Nach der Reihe kamen die Spieler aus der Halle und verabschiedeten sich von mir, manche gründlicher als andere. Ohira lächelte mich freundlich an, Goshiki winkte mir sogar als er schon Meter weit weg war über die Schulter noch ein letztes Mal zu und auch Shirabu, der gegenüber den Jungs die ganze Zeit über konzentriert und ernst gewesen war, konnte sich zum Abschied ein Lächeln nicht verkneifen. Ich fühlte mich wohl, willkommen, die meisten gaben mir mit ihrer freundlichen Art ein gutes Gefühl.

Tendo war der einzige der mich nicht einmal ansah, als er in der Dunkelheit verschwand. Er rief mir nur im Vorbeigehen eine kurze Abschiedsfloskel zu, riskierte aber nicht einmal ein Augenzwinkern über seine Schultern in meine Richtung. Es kam mir irgendwie widersprüchlich vor, war er doch auf dem Spielfeld mit seiner extrovertierten und lebendigen Art einer der auffälligsten Spieler gewesen.

Als Wakatoshi dann endlich aus der Halle kam, konnte ich vor lauter Erleichterung beinahe gar nicht mehr an mich halten. Ich war ihm unendlich dankbar für seine Bemühungen mich gut zu integrieren, dieser Nachmittag hatte meine Nervosität und die Ängste, die mich, wenn auch nur unterschwellig, seit Tagen plagten, lindern können.

Es war nicht so, als hätten meine Knie bei dem Gedanken auf die Shiratorizawa zu wechseln vor Angst geschlottert. Ich muss jedoch zugeben, dass ich Respekt vor dem hatte, was da auf mich zukam. Immer hin handelte es sich trotzdem um eine Eliteschule, auf der jeder einzelne hart arbeitete und immer sein Bestes gab. Sobald man das Schulgelände betrat, war die Luft schwer von dem Fleiß und dem Biss, den jeder einzelne mitbrachte. Die Atmosphäre raubte einem Neuankömmling wie mir beinahe den Atem, alles atmete Blut, Schweiß, Tränen und einen altehrwürdigen Ruf, der nicht nur gehalten und gepflegt, sondern auch erweitert und ausgebaut werden wollte.
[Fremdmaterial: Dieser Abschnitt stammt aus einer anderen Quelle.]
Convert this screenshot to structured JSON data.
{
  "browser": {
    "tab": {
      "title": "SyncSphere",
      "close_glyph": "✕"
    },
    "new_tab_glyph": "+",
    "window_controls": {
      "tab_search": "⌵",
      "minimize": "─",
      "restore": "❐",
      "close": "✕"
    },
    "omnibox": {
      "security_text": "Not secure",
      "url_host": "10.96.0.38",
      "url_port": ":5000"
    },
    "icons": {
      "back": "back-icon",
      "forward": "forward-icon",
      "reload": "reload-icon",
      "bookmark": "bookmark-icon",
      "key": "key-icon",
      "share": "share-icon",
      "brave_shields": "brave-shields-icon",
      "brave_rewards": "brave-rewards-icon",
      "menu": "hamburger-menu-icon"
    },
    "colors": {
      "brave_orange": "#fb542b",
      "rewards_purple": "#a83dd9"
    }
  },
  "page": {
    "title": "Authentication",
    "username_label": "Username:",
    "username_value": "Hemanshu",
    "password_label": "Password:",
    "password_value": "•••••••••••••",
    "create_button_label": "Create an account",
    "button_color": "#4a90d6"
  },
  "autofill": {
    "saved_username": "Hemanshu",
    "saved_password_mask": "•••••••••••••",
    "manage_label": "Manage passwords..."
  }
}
Dazu kam, dass ich trotz allem nur zur Hälfte Japanerin war, vorzugeben die Kultur, die damit verbundenen Lebensweisen und Rhythmen, die das Leben in diesem Land mit sich brachte, zu kennen, wäre eine Anmaßung meinerseits gewesen, die ich nicht im Geringsten rechtfertigen hätte können. Es war für mich nie schwer gewesen mich anzupassen, auch wenn ich ein kleiner sturköpfiger Individualist bin/war. Eigentlich war ich sogar recht gut darin, mir eine Tarnkappe überzuwerfen und mich in einer neuen Gesellschaft und ihren Strukturen einzufügen. Meine Mutter hatte mir das bald unterbewusst beigebracht und durch die vielen Aufenthalte in verschiedenen Nationen rund um den Erdball hatte ich mir diese positive Eigenschaft nicht nur angeeignet, sondern auch perfektioniert. Die japanische Kultur ist in beinahe allem von Grund auf verschieden zur europäischen, beide haben sowohl Vor- als auch Nachteile, das will ich gar nicht bestreiten, die Angst etwas falsch zu machen, hatte mich jedoch mehr als nur ein paar Stunden wach gehalten. Von mir wurde erwartet zu funktionieren, egal zu wie viel Teilen ich aus diesem Land stammte, ich hatte mich so zu verhalten und gebärden, so zu sprechen und zu geben, wie eine waschechte Japanerin.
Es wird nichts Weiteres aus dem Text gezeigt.